Harm reduction means reducing heroin consumption in any way possible; the Swiss government provided supervised rooms to use drugs, strategically placed near high-drug use areas, so that those who are addicted would be at a lower risk of an overdose since they are being supervised by a qualified medical professional. The government also provided clean needles and regulated heroin to citizens so that they would help cut transmission rates of diseases and confirm the safe origin of said heroin. For treatment, the barriers to be treated for substance abuse are unbelievably low, making it easy for someone to walk into a clinic and receive treatment.
Swiss treatment includes the use of an opioid substitution program that takes the user off more dangerous opioids and transitions them to a similar — yet less lethal — drug. Prevention of diseases, crime, and death is achieved by the other goals in a positive feedback loop. When drug users are off the street and using clean needles, the danger associated with using these drugs, especially illegally, is significantly reduced. To focus on prevention, Switzerland focused on their other goals to help improve preventing substance abuse. Repression by law enforcement utilizes an approach to focus on dealers rather than consumers. The Swiss prosecute 75% less opioid-related crimes in 2017 than in 1993, according to the same NC Health News article, being at 5,000 today down from 20,000.
What were the results of the “four pillars” approach? Most importantly, a significant rise in accessibility to treatment, across the country of Switzerland. A 64% decrease in opioid-related deaths in 2017, an 83% reduction in positive HIV test results, a 98% reduction in theft, and an overall decrease in crime.
There are reasons why this would be tough to implement in the United States, however. Widely differing regions mean a different level of necessity for each state, and a different economic impact that funding this solution would have on certain parts of the country, depending on how harshly the epidemic has affected different areas.
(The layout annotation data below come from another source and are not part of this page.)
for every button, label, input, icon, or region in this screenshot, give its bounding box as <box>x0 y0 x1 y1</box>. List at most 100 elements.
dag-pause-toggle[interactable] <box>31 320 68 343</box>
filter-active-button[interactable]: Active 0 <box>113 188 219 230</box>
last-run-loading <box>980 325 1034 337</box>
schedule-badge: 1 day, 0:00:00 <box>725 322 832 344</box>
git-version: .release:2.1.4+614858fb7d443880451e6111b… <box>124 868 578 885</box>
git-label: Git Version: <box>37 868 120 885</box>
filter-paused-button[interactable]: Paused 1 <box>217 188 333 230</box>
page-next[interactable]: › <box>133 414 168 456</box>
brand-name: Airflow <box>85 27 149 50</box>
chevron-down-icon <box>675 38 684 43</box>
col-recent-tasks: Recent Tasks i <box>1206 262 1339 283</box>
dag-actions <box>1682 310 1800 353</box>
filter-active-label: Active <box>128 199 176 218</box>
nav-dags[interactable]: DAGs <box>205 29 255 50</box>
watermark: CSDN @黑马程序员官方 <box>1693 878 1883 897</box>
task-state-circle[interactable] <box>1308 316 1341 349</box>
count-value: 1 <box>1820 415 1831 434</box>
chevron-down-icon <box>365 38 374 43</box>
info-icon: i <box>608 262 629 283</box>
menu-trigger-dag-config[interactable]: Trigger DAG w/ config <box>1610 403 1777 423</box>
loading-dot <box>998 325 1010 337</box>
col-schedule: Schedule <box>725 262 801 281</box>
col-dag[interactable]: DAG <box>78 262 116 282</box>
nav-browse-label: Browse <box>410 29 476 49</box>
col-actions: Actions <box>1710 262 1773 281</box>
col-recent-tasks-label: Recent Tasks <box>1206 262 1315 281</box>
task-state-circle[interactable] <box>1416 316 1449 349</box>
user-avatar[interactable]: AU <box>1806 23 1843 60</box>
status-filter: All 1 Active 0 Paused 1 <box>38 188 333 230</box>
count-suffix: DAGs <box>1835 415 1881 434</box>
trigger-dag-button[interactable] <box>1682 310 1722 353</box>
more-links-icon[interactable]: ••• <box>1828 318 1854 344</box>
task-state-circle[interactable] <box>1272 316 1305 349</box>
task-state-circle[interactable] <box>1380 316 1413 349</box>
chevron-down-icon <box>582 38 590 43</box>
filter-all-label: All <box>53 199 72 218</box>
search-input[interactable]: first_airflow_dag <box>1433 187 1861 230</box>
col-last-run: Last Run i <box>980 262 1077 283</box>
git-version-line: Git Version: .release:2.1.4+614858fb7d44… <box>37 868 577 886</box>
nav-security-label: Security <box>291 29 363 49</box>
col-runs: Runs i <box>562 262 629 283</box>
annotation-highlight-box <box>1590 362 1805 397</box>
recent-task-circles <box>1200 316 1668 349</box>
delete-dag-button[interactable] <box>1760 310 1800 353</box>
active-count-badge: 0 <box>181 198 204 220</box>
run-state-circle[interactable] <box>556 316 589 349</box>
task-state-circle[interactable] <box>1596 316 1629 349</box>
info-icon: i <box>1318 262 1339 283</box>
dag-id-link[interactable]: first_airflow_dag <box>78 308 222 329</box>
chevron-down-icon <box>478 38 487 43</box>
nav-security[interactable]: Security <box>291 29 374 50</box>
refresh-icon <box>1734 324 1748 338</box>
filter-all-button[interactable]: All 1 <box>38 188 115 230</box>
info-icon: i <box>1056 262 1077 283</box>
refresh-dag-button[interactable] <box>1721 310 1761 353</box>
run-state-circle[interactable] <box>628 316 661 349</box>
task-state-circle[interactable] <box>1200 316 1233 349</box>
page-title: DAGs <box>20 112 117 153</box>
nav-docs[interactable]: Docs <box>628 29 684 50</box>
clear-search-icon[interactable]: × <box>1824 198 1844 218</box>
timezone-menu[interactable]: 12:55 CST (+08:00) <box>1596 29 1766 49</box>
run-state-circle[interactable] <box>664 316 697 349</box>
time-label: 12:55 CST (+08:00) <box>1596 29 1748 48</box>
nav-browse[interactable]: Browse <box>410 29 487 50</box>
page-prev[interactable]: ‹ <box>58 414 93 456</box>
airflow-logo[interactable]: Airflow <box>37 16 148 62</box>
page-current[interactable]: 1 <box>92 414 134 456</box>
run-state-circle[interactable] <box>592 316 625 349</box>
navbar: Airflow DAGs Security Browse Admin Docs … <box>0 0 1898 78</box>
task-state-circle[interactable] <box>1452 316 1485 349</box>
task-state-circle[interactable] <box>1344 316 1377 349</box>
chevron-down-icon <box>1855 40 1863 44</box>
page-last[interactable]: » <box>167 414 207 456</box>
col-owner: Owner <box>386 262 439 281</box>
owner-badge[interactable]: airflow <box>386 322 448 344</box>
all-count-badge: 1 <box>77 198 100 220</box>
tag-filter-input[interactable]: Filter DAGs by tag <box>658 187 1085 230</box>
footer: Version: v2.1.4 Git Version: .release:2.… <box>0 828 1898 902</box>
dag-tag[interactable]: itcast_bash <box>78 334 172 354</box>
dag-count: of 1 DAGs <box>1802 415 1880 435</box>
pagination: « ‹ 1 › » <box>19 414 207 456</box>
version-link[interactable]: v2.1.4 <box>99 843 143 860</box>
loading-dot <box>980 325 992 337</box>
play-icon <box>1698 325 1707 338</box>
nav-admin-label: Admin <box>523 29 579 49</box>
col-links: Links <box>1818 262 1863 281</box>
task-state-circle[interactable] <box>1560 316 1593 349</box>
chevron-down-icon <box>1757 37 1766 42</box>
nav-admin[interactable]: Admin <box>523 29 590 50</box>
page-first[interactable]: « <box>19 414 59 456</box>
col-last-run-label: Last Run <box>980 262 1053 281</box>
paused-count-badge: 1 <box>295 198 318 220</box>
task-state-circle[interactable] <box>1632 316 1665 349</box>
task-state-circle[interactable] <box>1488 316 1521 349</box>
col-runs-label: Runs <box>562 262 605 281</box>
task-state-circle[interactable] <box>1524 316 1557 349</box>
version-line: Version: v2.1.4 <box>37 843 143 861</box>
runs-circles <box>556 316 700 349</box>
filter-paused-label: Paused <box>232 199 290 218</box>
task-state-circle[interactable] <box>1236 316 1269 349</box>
The United States would likely struggle to secure funding for this project, especially given the unique way it goes about being a solution to substance abuse.
Nonetheless, alleviating this crisis by supporting substance abusers, not vilifying them, would not only be a leap for the quality of life of United States citizens, but it would improve our economic well being as well. Using this solution helps save lives, money, and make our country and world a safer place. When thinking about this, it is encouraging to see success with thinking outside the box, since the solution to this problem is not straightforward.